Ein Plädoyer für das Beibehalten der Koexistenz von Anzeigengeschäft und Journalismus. Der Hamburger Kommunikationswissenschaftler Thomas Birkner sieht eine Abkehr von dem seit 100 Jahren bewährten Modell als Holzweg. Damit kritisiert er in der FTD vom vergangenen Montag sowohl Axel Springer-Konzerngeschäftsführer Christoph Keese als auch FTD-Redakteur Joachim Dreykluft.
Christoph Keese setzte im Kommentarteil der FTD auf Paid Content-Lösungen, demgegenüber schlug Joachim Dreykluft ebendort den Vertrieb von mobilen Lesegeräten durch Verlage vor. Beiden ist laut Birkner gemeinsam, dass sie „die Anzeige als Financier des Journalismus“ für „unwiderruflich abgetreten“ halten. Zur Begründung seiner gegenteiligen These geht er in die Geschichte und beschreibt die Popularisierung von Zeitungen zu Beginn des 20. Jahrhunderts durch das Anzeigenwesen. Durch Gratisauflagen etablierten die Verlage das Produkt „Zeitung“ am Markt und begannen erst danach, Bezugspreise zu erheben.
Mit diesen beinahe nur als Schutzgebühren zu verstehenden Kosten konnte jedoch allenfalls die materielle Produktion, nicht aber der dahinter stehende Journalismus finanziert werden. Birkners Worten zufolge ist „das Tolle an der Zeitung, dass sie von 1605 an ein Wirtschaftsprodukt war, welches dann in der Hochindustrialisierung von der Unternehmenswelt als Werbefläche entdeckt wurde.“ Darüber hinaus habe sich die Zeitung – anders als das Radio und das Fernsehen – als weitgehend unabhängig vom Staat erwiesen. Stattdessen ist die „Dialektik zwischen gesellschaftlichem Auftrag und kapitalwirtschaftlicher Unternehmung zu Recht Bestandteil aller medienkritischen Diskurse“, belegt vor allem durch den Nationalökonomen Karl Bücher, Begründer der Publizistik in Deutschland.

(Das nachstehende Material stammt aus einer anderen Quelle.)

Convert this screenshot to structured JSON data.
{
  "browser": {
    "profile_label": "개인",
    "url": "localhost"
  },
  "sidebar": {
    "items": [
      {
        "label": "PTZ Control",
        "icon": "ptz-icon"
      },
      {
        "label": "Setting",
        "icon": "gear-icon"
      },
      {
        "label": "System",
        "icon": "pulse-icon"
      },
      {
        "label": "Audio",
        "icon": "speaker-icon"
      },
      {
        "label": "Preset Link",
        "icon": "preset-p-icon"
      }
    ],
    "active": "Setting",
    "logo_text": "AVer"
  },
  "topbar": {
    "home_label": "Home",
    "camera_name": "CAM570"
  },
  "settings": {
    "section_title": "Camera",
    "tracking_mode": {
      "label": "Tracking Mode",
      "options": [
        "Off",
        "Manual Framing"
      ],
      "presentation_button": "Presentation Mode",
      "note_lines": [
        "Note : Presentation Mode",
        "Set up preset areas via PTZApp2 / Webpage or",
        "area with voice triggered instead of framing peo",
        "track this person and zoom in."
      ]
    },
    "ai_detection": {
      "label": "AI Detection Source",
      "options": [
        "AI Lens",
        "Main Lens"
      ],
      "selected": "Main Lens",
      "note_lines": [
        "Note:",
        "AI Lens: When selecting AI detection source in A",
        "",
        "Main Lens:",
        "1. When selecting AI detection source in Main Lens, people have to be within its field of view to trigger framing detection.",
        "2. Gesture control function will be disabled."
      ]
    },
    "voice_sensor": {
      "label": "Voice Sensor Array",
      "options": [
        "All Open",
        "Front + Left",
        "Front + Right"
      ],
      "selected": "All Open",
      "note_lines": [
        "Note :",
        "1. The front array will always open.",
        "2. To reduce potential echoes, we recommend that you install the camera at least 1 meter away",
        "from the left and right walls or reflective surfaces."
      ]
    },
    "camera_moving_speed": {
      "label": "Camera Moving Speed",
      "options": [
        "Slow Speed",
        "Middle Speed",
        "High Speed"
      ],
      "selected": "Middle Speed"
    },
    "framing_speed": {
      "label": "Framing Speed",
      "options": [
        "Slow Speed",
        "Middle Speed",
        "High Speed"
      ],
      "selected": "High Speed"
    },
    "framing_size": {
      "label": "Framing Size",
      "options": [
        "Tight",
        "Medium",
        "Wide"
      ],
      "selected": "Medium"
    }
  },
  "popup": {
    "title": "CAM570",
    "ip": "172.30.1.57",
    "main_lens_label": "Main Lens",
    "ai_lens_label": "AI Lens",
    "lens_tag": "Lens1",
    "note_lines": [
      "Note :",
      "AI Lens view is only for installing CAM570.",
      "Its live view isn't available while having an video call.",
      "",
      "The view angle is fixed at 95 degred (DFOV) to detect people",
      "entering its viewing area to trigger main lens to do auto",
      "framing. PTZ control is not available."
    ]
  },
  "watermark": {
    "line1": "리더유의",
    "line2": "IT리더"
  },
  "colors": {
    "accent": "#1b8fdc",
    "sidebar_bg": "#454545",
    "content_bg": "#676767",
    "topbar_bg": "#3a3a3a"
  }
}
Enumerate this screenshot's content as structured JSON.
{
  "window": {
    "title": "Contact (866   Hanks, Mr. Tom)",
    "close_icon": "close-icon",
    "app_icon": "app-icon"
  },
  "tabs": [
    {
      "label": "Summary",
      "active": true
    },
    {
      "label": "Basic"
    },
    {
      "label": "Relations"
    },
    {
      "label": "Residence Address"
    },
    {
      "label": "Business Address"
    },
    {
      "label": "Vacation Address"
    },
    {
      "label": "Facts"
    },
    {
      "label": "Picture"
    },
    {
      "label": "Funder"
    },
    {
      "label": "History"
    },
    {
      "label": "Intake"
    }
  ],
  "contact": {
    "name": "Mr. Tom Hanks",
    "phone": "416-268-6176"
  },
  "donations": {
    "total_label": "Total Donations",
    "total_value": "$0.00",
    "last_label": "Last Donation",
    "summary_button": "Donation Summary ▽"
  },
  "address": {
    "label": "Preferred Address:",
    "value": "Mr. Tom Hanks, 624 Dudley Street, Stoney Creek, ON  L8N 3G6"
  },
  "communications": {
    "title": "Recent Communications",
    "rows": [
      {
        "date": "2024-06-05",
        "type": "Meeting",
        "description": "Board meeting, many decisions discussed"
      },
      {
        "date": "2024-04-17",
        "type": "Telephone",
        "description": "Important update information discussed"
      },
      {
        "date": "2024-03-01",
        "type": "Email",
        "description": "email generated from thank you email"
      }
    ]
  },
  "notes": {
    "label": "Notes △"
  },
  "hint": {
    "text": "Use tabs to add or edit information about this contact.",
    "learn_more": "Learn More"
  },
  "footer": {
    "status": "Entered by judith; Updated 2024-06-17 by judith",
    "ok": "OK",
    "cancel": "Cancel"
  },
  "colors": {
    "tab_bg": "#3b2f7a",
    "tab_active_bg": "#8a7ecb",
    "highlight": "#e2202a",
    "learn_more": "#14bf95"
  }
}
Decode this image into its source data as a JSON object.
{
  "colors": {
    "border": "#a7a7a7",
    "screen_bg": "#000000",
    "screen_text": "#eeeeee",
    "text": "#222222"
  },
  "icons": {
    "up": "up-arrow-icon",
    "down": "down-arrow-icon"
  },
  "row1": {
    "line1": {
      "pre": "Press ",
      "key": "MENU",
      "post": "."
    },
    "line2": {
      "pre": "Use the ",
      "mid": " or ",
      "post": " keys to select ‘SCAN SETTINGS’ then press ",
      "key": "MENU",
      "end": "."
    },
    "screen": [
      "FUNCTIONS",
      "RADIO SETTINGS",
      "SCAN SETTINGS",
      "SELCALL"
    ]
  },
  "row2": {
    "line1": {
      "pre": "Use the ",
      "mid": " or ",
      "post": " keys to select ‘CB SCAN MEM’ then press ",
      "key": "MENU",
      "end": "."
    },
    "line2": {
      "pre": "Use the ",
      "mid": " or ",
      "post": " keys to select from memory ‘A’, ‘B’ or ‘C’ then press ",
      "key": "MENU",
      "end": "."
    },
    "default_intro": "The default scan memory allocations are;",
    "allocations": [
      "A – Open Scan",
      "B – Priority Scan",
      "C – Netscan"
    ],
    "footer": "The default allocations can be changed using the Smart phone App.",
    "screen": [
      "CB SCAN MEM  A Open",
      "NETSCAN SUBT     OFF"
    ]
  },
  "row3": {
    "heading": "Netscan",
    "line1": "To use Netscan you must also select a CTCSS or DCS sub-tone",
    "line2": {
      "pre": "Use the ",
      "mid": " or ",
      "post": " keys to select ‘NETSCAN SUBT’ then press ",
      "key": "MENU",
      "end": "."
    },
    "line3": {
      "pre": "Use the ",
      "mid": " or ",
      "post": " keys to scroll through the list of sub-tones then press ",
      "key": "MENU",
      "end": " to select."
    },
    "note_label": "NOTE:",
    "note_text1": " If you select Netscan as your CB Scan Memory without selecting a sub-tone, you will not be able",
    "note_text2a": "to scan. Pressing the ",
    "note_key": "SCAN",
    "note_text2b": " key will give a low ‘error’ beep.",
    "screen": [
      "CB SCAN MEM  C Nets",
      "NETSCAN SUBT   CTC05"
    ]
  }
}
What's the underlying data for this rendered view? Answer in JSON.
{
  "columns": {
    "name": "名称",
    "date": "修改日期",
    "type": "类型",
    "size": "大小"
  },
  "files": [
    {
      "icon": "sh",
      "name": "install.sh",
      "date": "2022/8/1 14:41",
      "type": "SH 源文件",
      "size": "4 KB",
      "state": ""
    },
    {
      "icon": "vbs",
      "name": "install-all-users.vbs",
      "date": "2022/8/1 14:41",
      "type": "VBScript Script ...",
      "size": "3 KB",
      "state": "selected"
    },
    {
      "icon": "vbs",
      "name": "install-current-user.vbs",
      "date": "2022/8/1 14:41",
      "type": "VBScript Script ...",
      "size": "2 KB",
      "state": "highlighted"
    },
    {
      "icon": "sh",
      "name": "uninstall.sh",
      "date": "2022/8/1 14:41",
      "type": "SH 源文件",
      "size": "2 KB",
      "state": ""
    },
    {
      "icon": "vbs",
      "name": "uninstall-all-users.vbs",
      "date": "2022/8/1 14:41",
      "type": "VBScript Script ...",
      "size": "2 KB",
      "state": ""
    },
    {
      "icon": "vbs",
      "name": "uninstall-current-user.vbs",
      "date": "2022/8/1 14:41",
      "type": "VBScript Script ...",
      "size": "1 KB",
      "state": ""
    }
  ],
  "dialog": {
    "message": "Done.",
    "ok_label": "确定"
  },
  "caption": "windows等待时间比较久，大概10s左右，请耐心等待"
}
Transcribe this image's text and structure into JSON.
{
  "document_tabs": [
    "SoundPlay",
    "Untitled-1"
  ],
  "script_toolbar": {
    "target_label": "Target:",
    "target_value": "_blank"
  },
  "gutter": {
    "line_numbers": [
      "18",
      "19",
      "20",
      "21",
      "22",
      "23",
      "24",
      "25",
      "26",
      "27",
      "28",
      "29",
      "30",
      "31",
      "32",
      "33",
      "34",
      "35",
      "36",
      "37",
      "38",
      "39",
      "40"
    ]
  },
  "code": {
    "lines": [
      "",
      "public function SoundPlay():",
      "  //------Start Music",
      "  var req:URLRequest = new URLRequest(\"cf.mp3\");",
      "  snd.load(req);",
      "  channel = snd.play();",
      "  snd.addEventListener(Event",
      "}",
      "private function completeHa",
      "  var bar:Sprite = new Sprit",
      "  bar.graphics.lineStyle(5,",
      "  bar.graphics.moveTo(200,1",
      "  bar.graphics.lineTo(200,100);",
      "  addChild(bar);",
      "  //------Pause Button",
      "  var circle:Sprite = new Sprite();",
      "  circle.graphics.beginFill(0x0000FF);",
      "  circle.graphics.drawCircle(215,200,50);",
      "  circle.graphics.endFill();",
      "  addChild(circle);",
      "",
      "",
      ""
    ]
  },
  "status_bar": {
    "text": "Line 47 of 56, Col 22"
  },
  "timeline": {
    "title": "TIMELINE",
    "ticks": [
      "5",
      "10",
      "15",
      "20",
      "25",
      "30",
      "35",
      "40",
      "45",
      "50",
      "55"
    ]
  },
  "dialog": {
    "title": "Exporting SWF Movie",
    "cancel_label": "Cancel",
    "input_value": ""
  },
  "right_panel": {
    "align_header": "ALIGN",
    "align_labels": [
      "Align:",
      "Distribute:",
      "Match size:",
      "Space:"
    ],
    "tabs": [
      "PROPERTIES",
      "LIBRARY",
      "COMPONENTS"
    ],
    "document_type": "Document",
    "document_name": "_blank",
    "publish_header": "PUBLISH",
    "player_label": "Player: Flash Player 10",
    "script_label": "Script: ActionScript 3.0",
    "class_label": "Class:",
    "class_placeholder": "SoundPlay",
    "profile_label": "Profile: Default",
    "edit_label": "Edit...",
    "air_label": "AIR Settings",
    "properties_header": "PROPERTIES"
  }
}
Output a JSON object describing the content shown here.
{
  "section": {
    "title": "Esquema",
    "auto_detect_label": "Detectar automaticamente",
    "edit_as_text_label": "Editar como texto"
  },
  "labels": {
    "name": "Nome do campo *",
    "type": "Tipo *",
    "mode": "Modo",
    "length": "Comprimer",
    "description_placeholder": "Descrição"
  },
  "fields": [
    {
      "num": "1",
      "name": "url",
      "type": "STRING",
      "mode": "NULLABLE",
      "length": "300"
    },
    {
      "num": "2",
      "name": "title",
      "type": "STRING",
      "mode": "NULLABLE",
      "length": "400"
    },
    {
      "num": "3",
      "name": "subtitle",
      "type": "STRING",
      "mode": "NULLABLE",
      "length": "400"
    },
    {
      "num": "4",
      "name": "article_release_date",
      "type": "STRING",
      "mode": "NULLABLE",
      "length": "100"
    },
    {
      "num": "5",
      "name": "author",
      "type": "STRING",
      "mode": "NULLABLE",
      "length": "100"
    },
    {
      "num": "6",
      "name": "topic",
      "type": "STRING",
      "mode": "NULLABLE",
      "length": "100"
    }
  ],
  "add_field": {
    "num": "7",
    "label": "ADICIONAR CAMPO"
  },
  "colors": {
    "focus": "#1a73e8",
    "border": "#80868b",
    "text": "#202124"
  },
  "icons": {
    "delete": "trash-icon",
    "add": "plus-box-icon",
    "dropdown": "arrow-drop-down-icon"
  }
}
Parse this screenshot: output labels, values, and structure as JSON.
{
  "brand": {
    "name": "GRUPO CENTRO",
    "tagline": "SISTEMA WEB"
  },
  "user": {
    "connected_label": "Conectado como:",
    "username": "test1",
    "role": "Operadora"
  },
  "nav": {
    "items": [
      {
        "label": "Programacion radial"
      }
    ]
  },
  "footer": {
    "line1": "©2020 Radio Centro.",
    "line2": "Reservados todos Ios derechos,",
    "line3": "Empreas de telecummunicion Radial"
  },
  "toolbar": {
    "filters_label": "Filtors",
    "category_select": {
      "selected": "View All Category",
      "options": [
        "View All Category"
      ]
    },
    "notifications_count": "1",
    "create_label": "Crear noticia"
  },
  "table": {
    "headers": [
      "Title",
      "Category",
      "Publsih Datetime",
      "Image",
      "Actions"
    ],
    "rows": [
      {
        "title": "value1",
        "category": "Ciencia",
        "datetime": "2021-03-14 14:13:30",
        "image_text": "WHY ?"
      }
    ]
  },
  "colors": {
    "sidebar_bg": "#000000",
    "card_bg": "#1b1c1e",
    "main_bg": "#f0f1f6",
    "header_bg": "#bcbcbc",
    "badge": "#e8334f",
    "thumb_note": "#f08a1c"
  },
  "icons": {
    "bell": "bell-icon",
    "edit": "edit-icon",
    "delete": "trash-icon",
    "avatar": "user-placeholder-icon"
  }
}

Interessanterweise wurde damit hierzulande dennoch „die finanzielle Grundlage für den unabhängigen Journalismus gelegt“. Diese Mischfinanzierung (etwa 65 Prozent Anzeigen- und 35 Prozent Vertriebserlöse) habe erst die Kontrollfunktion für den Staat ermöglicht, argumentiert Thomas Birkner weiter. Die neuerliche Erfolgsgeschichte des Journalismus in Deutschland nach dem Zweiten Weltkrieg sei nun auf das Internet zu übertragen. Die Alternative von privaten Stiftungen zur Finanzierung von Qualitätsjournalismus wie in den USA hält er hier nur unter staatlicher Beteiligung für realisierbar – was aber der Kontrollfunktion des Journalismus widerspricht.
Als sehr negativ („ein verheerendes Signal“) bewertet der Autor die Trennung der WAZ-Gruppe vom dpa-Angebot aus dem Grund, dass die Informationen doch kostenlos im Netz verfügbar seien. Positiv hingegen sieht er die Absicht der Bundeskanzlerin Merkel, auf journalistische Onlineprodukte wie im Printbereich ebenfalls den ermäßigten Merhwertsteuersatz von 7 Prozent anzuwenden. Die Fallstricke des neuen Leistungsschutzrechts für journalistische Angebote im Netz hat Stephan Zimprich ebenfalls in der FTD beschrieben. Dadurch könnten journalistische Qualitätsangebote entsprechend hervorgehoben werden, „sodass Anzeigenkunden als auch Leser gern dafür bezahlen“, so die Hoffnung, bei aller berechtigter Kritik. Also doch Paid Content – allerdings nur in Verbindung mit dem erlösreicheren Anzeigenumfeld.
Sollten Verleger bei den Bezahlinhalten im Netz scheitern, schließt Birkner, würde das das Ende des professionellen Journalismus in seiner heutigen Ausprägung bedeuten. Auch wenn er sich skeptisch gegenüber dem von „Apologeten des Web 2.0 herbeigesehnten Bürgerjournalismus“ zeigt, kann so ein Umbruch doch auch reinigende Kräfte entwickeln. Mehr noch als auf die normative Kraft des Faktischen sollten wir dabei auf die begeisternde Kraft des Phantasievollen und die bindende Kraft der Vertrauenswürdigkeit setzen.